His Honour Judge Bowsher QC examined Hansard to determine the intention of Parliament. He held that there was no intention that submissions made by a party to an unauthorised adjudication should give to the supposed adjudicator a jurisdiction which he did not have when he was appointed. He also held that the denial in Section 107(5) of the Act refers to the denial of the terms of the agreement. Disputes as to the terms, express or implied, of oral construction agreements were common and therefore not susceptible of resolution by a summary procedure such as adjudication. It is only when the room for dispute is removed by previous formal and binding legal submissions that the adjudicator has jurisdiction. Accordingly it was held that the Adjudicator did not have jurisdiction and the court declined to enforce the decision.

Capital had a second line of defence which Judge Bowsher considered of practical importance. Capital argued that the Referral Notice was bad because it referred to two contracts and not one.
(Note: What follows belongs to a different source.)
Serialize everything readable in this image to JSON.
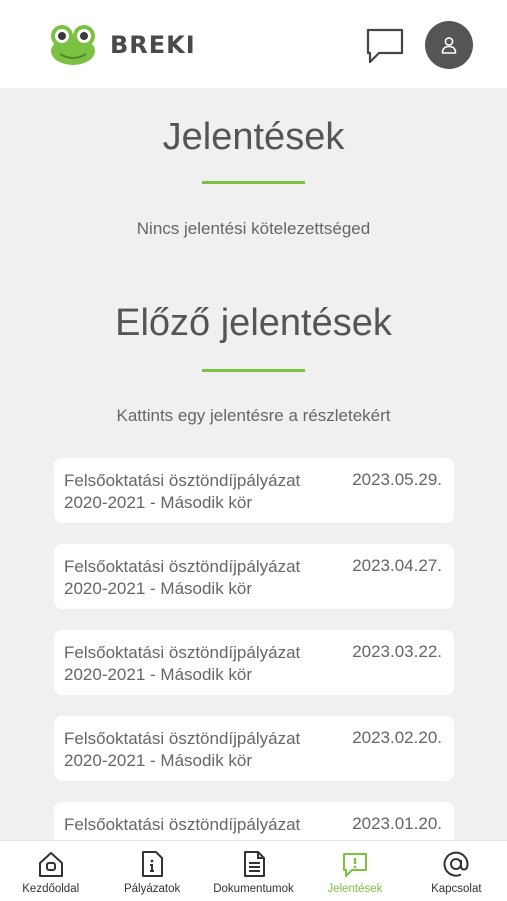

Grovedeck on the other hand relied on the Interpretation Act 1978, that unless there was a contrary intention words in the singular included words in the plural in the HGCR Act 1996. This applied to the term "dispute" and "contract" in HGCR Act 1996.

It was held that there was nothing in the Act to show a contrary intention. Judge Bowsher held that there was nothing to prevent more than one contract being included in one referral. If there is to be any restriction on the number of contracts, or the number of disputes under one contract, to be referred, then this must derive from either the contract or the Scheme. There was no such limitation under the Act.

This is difficult to accept. The references in the Act at Section 108 are to "the Contract". Since terms relating to adjudication are implied where the contract does not comply with the Act, it is difficult to agree with the respected judge that the references to the contract in the singular include the plural. The intention is less clear certainly in relation to the number of disputes. It is suggested that a practical approach would lead to a restriction on the number of disputes that can be referred to an adjudicator at one time. This will allow the nominating bodies to choose the person with the appropriate skill for the dispute whether legal or technical. In this regard the interpretation to the contrary by His Honour Judge Thornton QC in Fastrack Construction v Morrison Construction and in Sherwood v McKenzie is to be preferred. All three decisions are obiter in any event in relation to the interpretation of the Act, since in each case the Scheme applied, and of equal authority it is suggested.

Having decided the meaning of the Act, His Honour Judge Bowsher then examined the Scheme since that would have applied if the Act applied. He agreed with Judge Thornton that only one dispute could be referred at any one time under the Scheme unless the parties agreed otherwise. In the present case Grovedeck had no right to refer more than one dispute or more than one contract. This was another ground for refusing to enforce the adjudicator’s decision.